"What matters most is how well you walk through the fire" -- Charles Bukowski

Tuesday, August 23, 2011

Be Your Own Advocate: Patient Records

Why having a copy of your medical records is important-- a must-read for the newly diagnosed

I was reading through my medical records from my first rheumatologist (who I found to be a complete idiot). He would ask me questions, but not let me adequately answer them without cutting me off, ignored many of my symptoms, made jokes about abuse when I came to the office by myself rather than with a parent (not funny to someone who has actually experienced said abuse, but thanks, doc.), etc. Needless to say, it was not a pleasant experience and I did not go back to that physician.  I did, however, request a copy of all labs/paperwork/physician notes for my own personal file and to send to Florida State for my medical withdrawal. In the process of reading these notes, I saw noted that I was sexually active. True. Sexually active “with a male for approximately two years now.” Wrong. Being sexually active does not mean one is heterosexual. Assumptions lead to consequences. This fact is not necessarily relevant to my specific condition, but what if it had been? What if it had been a different assumption and my doctor missed something because he did not take the time to listen or ask?

Better still was his note about how I was on a daily regimen of methotrexate. What? I was never prescribed that medication prior to that date. It was deemed too risky to start considering the results of my liver function tests. Was that in my file? No. The false note about my sexuality? Not relevant to my health, really, but was personally insulting. A false note about a serious medication with serious side effects? Absolutely relevant to my health and has since confused physicians who have needed my records and his notes.

So what are the lessons to be learned from this?
  1. Request lab workups and all medical records from each of your physicians. This includes their notes. Feel free to make up an excuse for why you need them, or simply say you want to personally keep track of your records. There is nothing wrong with being involved and having copies. In fact, it is vital that you do.

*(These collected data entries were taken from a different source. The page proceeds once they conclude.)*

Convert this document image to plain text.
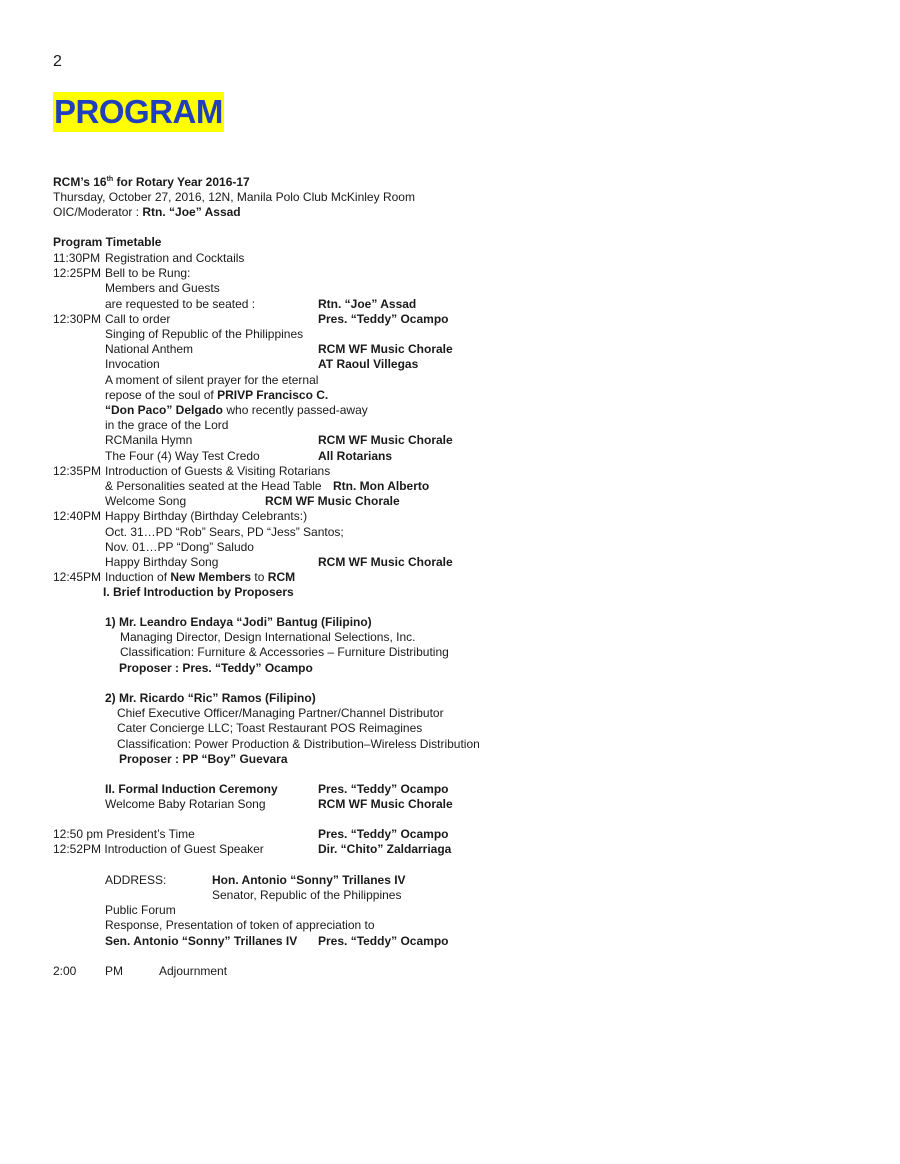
2
PROGRAM
RCM’s 16th for Rotary Year 2016-17
Thursday, October 27, 2016, 12N, Manila Polo Club McKinley Room
OIC/Moderator : Rtn. “Joe” Assad
Program Timetable
11:30PM Registration and Cocktails
12:25PM Bell to be Rung:
Members and Guests
are requested to be seated :	Rtn. “Joe” Assad
12:30PM Call to order	Pres. “Teddy” Ocampo
Singing of Republic of the Philippines
National Anthem	RCM WF Music Chorale
Invocation	AT Raoul Villegas
A moment of silent prayer for the eternal
repose of the soul of PRIVP Francisco C.
“Don Paco” Delgado who recently passed-away
in the grace of the Lord
RCManila Hymn	RCM WF Music Chorale
The Four (4) Way Test Credo	All Rotarians
12:35PM Introduction of Guests & Visiting Rotarians
& Personalities seated at the Head Table Rtn. Mon Alberto
Welcome Song	RCM WF Music Chorale
12:40PM Happy Birthday (Birthday Celebrants:)
Oct. 31…PD “Rob” Sears, PD “Jess” Santos;
Nov. 01…PP “Dong” Saludo
Happy Birthday Song	RCM WF Music Chorale
12:45PM Induction of New Members to RCM
I. Brief Introduction by Proposers
1) Mr. Leandro Endaya “Jodi” Bantug (Filipino)
Managing Director, Design International Selections, Inc.
Classification: Furniture & Accessories – Furniture Distributing
Proposer : Pres. “Teddy” Ocampo
2) Mr. Ricardo “Ric” Ramos (Filipino)
Chief Executive Officer/Managing Partner/Channel Distributor
Cater Concierge LLC; Toast Restaurant POS Reimagines
Classification: Power Production & Distribution–Wireless Distribution
Proposer : PP “Boy” Guevara
II. Formal Induction Ceremony	Pres. “Teddy” Ocampo
Welcome Baby Rotarian Song	RCM WF Music Chorale
12:50 pm President’s Time	Pres. “Teddy” Ocampo
12:52PM Introduction of Guest Speaker	Dir. “Chito” Zaldarriaga
ADDRESS:	Hon. Antonio “Sonny” Trillanes IV
Senator, Republic of the Philippines
Public Forum
Response, Presentation of token of appreciation to
Sen. Antonio “Sonny” Trillanes IV Pres. “Teddy” Ocampo
2:00 PM	Adjournment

  2. Read the doctor's notes. I cannot stress this enough. Read them, review them, and if another physician requests them and the notes contain a medical error like mine did, make a note of this using either a high lighter or post it note and bring it to your doctor. Correcting errors will save your future doctors both time and confusion. It is not a bad idea to lightly point out to the physician who made the error that perhaps they made a silly medication typo in your file, and you want to let them know in case it could be important. If your physician isn't receptive or is personally offended, perhaps that is a sign you should find another doctor...

  3. At 18, you are legally considered an adult. Meaning that unless you give specific permission, your doctor's office should not hand over your records or information to anyone, including your parents. If you are weary of your parents obtaining your medical files, double check with the office that they cannot be handed out.

  4. Filing for disability. Should you file for social security disability benefits or have to deal with your insurance company, those medical records will be crucial to have (and know what's in them!). Read over them thoroughly and address any concerns you have before you submit them to whomever you have to for any disability claims. Do not be afraid to ask questions or address concerns with your physician. You are your own advocate before anyone else, but your physician should be your partner, not your opponent. If they are not willing to help you or speak with you about the matter, I seriously suggest finding a doctor that wants to be a team player.
  5. Know your rights. The Health Insurance Portability and Accountability Act (HIPAA) details your rights to medical records and privacy standards. The HIPAA is long, so I am not going to post it, but it can be found here.

  6. Before you pay, ask. Offices will often charge you a fee to obtain medical record copies. If you are asking for them for personal reasons, I absolutely suggest paying. They are invaluable to have. If you are requesting them to send to another physician, ask the office if they will send them directly to the other physician as a courtesy before you shell out some cash.
  7. Organize. Organizing your records into a binder or folder and bringing it with you to appointments might sound strange, but it may help you big time. I've actually noticed most of the people in the waiting room at my rheumatologist's office all have huge binders with them (including interesting elderly women who have bedazzled their binders...). Don't feel silly, feel prepared. Your doctor will thank you.

  8. Can my doctor refuse? Yes, if your physician believes that by giving out the records it puts you or another individual at risk, they can refuse to hand them over. However, if that is not an issue, they are required by law to give you your records. If you cannot get them through their office staff, your best bet is to contact the department of your state that works with HIPAA, or quite frankly, print a copy of HIPAA and take it right down to that office. If you're dealing with a hospital, go directly to their medical records department.